The number of doctors hauled in front of the GMC for self prescribing has trebled in two years, according to figures released by the regulator.
The GMC said the number of closed fitness-to-practise cases featuring allegations of self-prescribing, self-treatment or informal treatment of family and colleagues had increased from 36 in 2010 to 82 in 2011 and 98 in 2012.
The rise in cases comes as GMC guidance on self-prescribing and treatment of close family or friends is tightened up.
The latest guidance from the GMC, Good practice in prescribing and managing medicines and devices (2013), says GPs ‘must’ avoid prescribing for themselves or ‘anyone with whom they have a close personal relationship’.
It also adds that doctors must immediately make a clear record justifying why there was no other alternative, and also inform their own, or the other person’s, GP about which medicines have been prescribed.
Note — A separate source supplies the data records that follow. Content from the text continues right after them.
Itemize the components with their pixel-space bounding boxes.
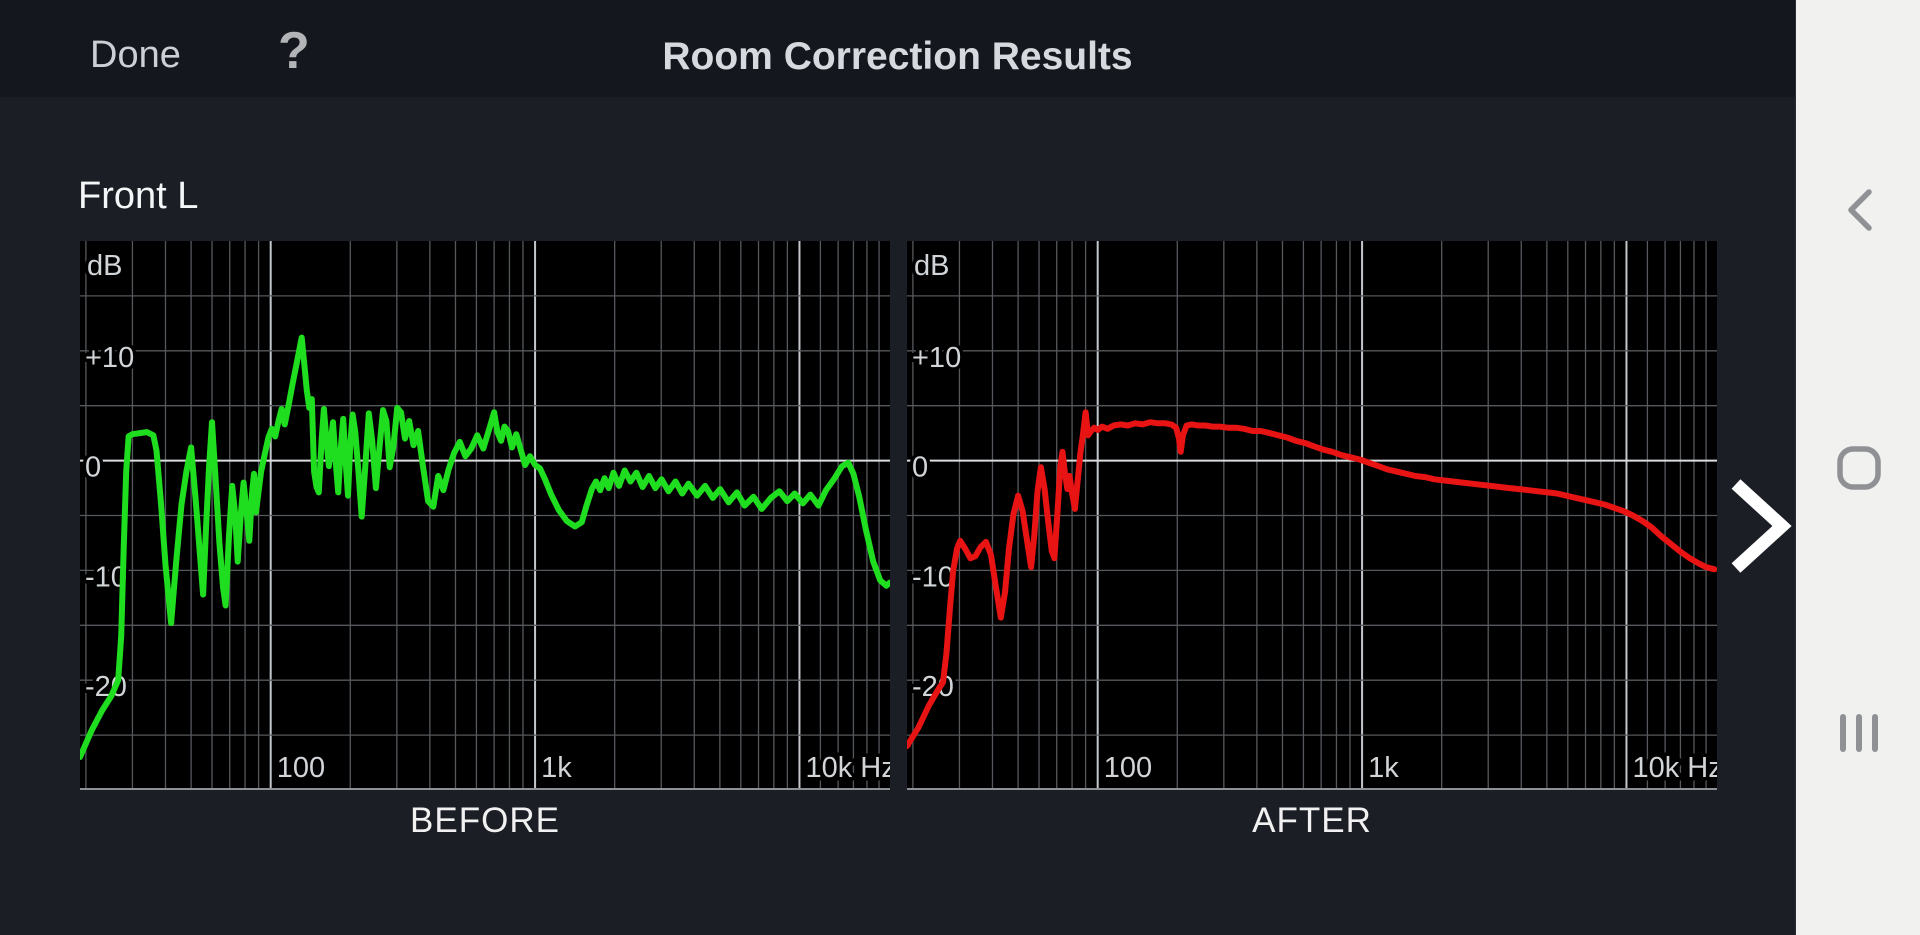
svg-text:dB: dB	[914, 250, 949, 282]
channel-label: Front L	[78, 175, 199, 217]
help-button[interactable]: ?	[278, 22, 310, 80]
svg-text:-10: -10	[912, 561, 954, 593]
nav-recents-button[interactable]	[1796, 691, 1920, 775]
svg-text:100: 100	[1104, 752, 1152, 784]
svg-text:1k: 1k	[1368, 752, 1399, 784]
before-caption: BEFORE	[410, 801, 560, 840]
svg-text:10k Hz: 10k Hz	[805, 752, 890, 784]
svg-text:0: 0	[85, 452, 101, 484]
page-title: Room Correction Results	[662, 35, 1133, 78]
svg-text:+10: +10	[85, 342, 134, 374]
chevron-left-icon	[1847, 189, 1872, 231]
recents-bars-icon	[1839, 714, 1878, 752]
nav-back-button[interactable]	[1796, 168, 1920, 252]
before-chart: dB +10 0 -10 -20 100 1k 10k Hz	[80, 241, 890, 790]
android-navigation-bar	[1795, 0, 1920, 935]
after-response-curve	[907, 409, 1717, 750]
after-caption: AFTER	[1252, 801, 1372, 840]
before-response-curve	[80, 334, 890, 761]
svg-text:0: 0	[912, 452, 928, 484]
svg-text:100: 100	[277, 752, 325, 784]
svg-text:dB: dB	[87, 250, 122, 282]
svg-text:1k: 1k	[541, 752, 572, 784]
topbar: Done ? Room Correction Results	[0, 0, 1795, 97]
done-button[interactable]: Done	[90, 34, 181, 76]
svg-text:+10: +10	[912, 342, 961, 374]
nav-home-button[interactable]	[1796, 426, 1920, 510]
after-chart-svg: dB +10 0 -10 -20 100 1k 10k Hz	[907, 241, 1717, 790]
home-squircle-icon	[1836, 446, 1881, 490]
next-channel-button[interactable]	[1720, 470, 1800, 582]
svg-text:-20: -20	[912, 671, 954, 703]
chevron-right-icon	[1731, 479, 1792, 573]
after-chart: dB +10 0 -10 -20 100 1k 10k Hz	[907, 241, 1717, 790]
svg-text:10k Hz: 10k Hz	[1632, 752, 1717, 784]
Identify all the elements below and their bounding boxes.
Previous guidance only said doctors ‘should’ avoid self-prescribing and there was no requirement to inform the relevant GP.
Medical defence experts warned the strengthened wording puts even greater pressure on GPs to justify their actions, or potentially face fitness-to-practise proceedings.
It comes as the BMA also published new warnings over self-prescribing earlier this month.
The GMC confirmed that the cases of self-prescribing over the last two years had resulted in 13 voluntary erasures, 10 undertakings, 12 warnings and 28 cases referred to fitness-to-practise hearings.
A further 111 cases involved giving advice to the doctors to avoid similar actions in the future. Out of the 28 cases referred to hearings, 10 resulted in suspensions and five in erasure.
The GMC said that while the guidance will only come into effect later this month, it expected that doctors to be ‘aware of’ and ‘familiarising themselves with’ the new guideline. It did not specify why it believed the number of cases had gone up but it told the BMA that it was likely related to an overall rise in fitness-to-practise proceedings.
The GMC told Pulse: ‘With regards to self-prescribing, the guidance is clear. Wherever possible you must avoid prescribing for yourself or anyone with whom you have a close personal relationship.
‘The new guidance comes into effect on 25 February 2013, but we would expect doctors to be aware of it and to be familiarising themselves with it.’
The rise in cases statistics comes despite previous warnings to doctors that the problem was on the rise, and after a Pulse survey in 2007 found 43% of GPs self-prescribe.
A spokesperson from the Medical Defence Union said that opiates and benzodiazepines remained the most commonly self-prescribed substances among doctors, and these would be banned under the advice from the GMC that controlled drugs can only be self-prescribed or prescribed to someone close to you in order to save a life, avoid serious deterioration in health, or alleviate ‘otherwise uncontrollable pain or distress’.
Dr Claire Macaulay, MDU medico-legal adviser, said: ‘There may be rare situations where a GP considers there is little or no choice but to self-prescribe, but the GMC expects doctors to comply with the standards of good practice set out in their guidance and any GP who does chose to self-prescribe must be prepared to explain and justify their decision as a failure to do so can lead to their fitness to practise being called into question.
‘Treating friends and family should also be avoided if possible. One exception is in an emergency situation where there is no one else available, in which case a GP has an ethical obligation to provide immediate medical care to anyone who requires it.’
Dr Mary Hawking, a GP in Dunstable, Bedfordshire, said: ‘GPs can always see another GP for antibiotics – and often have odd boxes returned by patients: other disciplines not so fortunate. If there is an increase in benzos (not so easily obtained from colleagues), might the ever-increasing stress produced by the changes in the NHS for all groups of doctors be involved?’
The new guidelines
– Wherever possible you must avoid prescribing for yourself or anyone with whom you have a close personal relationship.
– Controlled medicines present particular dangers, occasionally associated with drug misuse, addiction and misconduct. You must not prescribe a controlled medicine for yourself or someone close to you unless:
a. no other person with the legal right to prescribe is available to assess and prescribe without a delay which would put your, or the patient’s, life or health at risk or cause unacceptable pain or distress, and
b. the treatment is immediately necessary to:
i save a life
ii avoid serious deterioration in health, or
iii alleviate otherwise uncontrollable pain or distress.
– If you prescribe for yourself or someone close to you you must:
a. make a clear record at the same time or as soon as possible afterwards. The record should include your relationship to the patient (where relevant) and the reason it was necessary for you to prescribe.
b. tell your own or the patient’s general practitioner (and others treating you or the patient, where relevant) what medicines you have prescribed and any other information necessary for continuing care, unless (in the case of prescribing for somebody close to you) they object.